Our analysis also identified some clinically significant sleep traits, including narcolepsy, snoring, chronotype, napping during day, and narcolepsy. The regression model adjusted for age and sex showed that evening preference, snoring, long sleep, nap during day, and narcolepsy individuals had a higher risk of NAFLD, and the correlation disappeared after adjusting for the 15 potential confounders. However, given the results of previous studies and the correlation between the sleep traits (Peng et al., 2017; Alshaer et al., 2019; Wang et al., 2020), evening preference, snoring, long sleep, nap during day, and narcolepsy remain clinically important for NAFLD. A previous study showed that a longer daytime napping duration was associated with NAFLD in a dose-dependent manner (Peng et al., 2017). Our findings corroborate that daytime napping is associated with NAFLD risk, but because napping during day increases sleep duration, it is not clear whether daytime naps directly affect NAFLD or affect sleep duration. Unfortunately, the duration of daytime naps was not available in the UK Biobank, precluding further analyses.

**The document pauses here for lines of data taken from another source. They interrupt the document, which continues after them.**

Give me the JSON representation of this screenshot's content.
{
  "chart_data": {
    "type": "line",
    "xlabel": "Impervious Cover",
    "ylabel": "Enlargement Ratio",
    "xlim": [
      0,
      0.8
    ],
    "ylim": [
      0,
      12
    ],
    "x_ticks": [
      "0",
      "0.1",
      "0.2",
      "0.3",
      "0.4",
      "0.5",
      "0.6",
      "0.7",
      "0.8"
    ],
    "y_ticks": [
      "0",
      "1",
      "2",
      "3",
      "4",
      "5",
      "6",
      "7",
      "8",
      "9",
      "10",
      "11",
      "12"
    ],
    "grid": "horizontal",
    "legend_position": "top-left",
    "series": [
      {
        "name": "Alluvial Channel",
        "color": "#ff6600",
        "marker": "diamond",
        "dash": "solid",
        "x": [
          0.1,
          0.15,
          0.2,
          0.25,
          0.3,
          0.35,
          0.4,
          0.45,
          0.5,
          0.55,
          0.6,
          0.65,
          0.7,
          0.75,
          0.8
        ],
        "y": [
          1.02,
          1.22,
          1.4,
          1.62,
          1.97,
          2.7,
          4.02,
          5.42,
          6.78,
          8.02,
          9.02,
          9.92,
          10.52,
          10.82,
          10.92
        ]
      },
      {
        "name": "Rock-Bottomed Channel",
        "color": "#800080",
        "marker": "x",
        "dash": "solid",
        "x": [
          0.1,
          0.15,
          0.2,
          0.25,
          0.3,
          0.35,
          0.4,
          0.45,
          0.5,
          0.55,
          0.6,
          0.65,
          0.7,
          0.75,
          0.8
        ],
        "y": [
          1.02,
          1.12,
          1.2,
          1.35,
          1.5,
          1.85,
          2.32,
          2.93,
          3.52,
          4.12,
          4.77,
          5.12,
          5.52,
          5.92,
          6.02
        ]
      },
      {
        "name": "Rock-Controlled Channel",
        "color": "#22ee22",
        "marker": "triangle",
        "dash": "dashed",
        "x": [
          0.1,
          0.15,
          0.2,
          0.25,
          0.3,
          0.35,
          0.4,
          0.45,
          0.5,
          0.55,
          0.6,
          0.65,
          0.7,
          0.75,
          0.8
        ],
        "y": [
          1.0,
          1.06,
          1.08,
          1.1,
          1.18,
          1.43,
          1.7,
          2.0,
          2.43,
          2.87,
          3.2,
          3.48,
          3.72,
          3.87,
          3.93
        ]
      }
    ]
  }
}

Many previous reports have employed MR studies to determine the causal relationship between sleep-related problems and various diseases, such as cardiovascular (Zheng et al., 2019) and several types of cancer (Richmond et al., 2019; Titova et al., 2020). However, the existing evidence on sleep traits and NAFLD are predominantly from cross-sectional studies involving reverse causality (Musso et al., 2013; Liu et al., 2016; Peng et al., 2017; Wijarnpreecha et al., 2017; Kim et al., 2018; Okamura et al., 2019; Wang et al., 2020), and no MR study has assessed the causal relationship between sleep traits and NAFLD, regardless of increasing sleep-related diseases. Our study used a bi-directional MR approach to examine the causal relationships between NAFLD and sleep traits filling the blanks that current evidence of sleep traits and NAFLD involve reverse causation (Okamura et al., 2019).

There are some strengths and limitations to our study. The major strength of this work is the application of bidirectional MR to explore the causation between sleep traits and NAFLD, which could avoid reverse causation and potential false associations caused by unmeasured confounders. Second, all the IVs we used are from the largest published GWAS, and none of our IVs has been subject to weak instrument bias (F statistic >10). Meanwhile, we performed multiple methods to examine pleiotropy and heterogeneity to ensure that the IVs met the core assumptions. Third, we implemented a variety of sensitivity analyses to reduce potential bias and winner’s curse (Munafò et al., 2018; Hughes et al., 2019) and applied multiple methods to estimate the causal effect as cross-validation. One limitation is that multivariable regression might be with overfitting problems. But our study with a large sample size could, to some extent, avoid overfitting. Another potential limitation is that the sleep traits used in this study are self-reported. Therefore, participants may have misunderstood the questions. Insomnia symptoms were not necessarily associated with clinical insomnia (Richmond et al., 2019).

In conclusion, our findings demonstrate that trouble getting up in the morning and insomnia are associated with an increased risk of NAFLD. The MR analysis revealed that the associations were causal of NAFLD on easiness of getting up in the morning and insomnia. Our study has significant implications for understanding the causal relationship between sleep traits and NAFLD; more research on their pathways and interactions are highly warranted.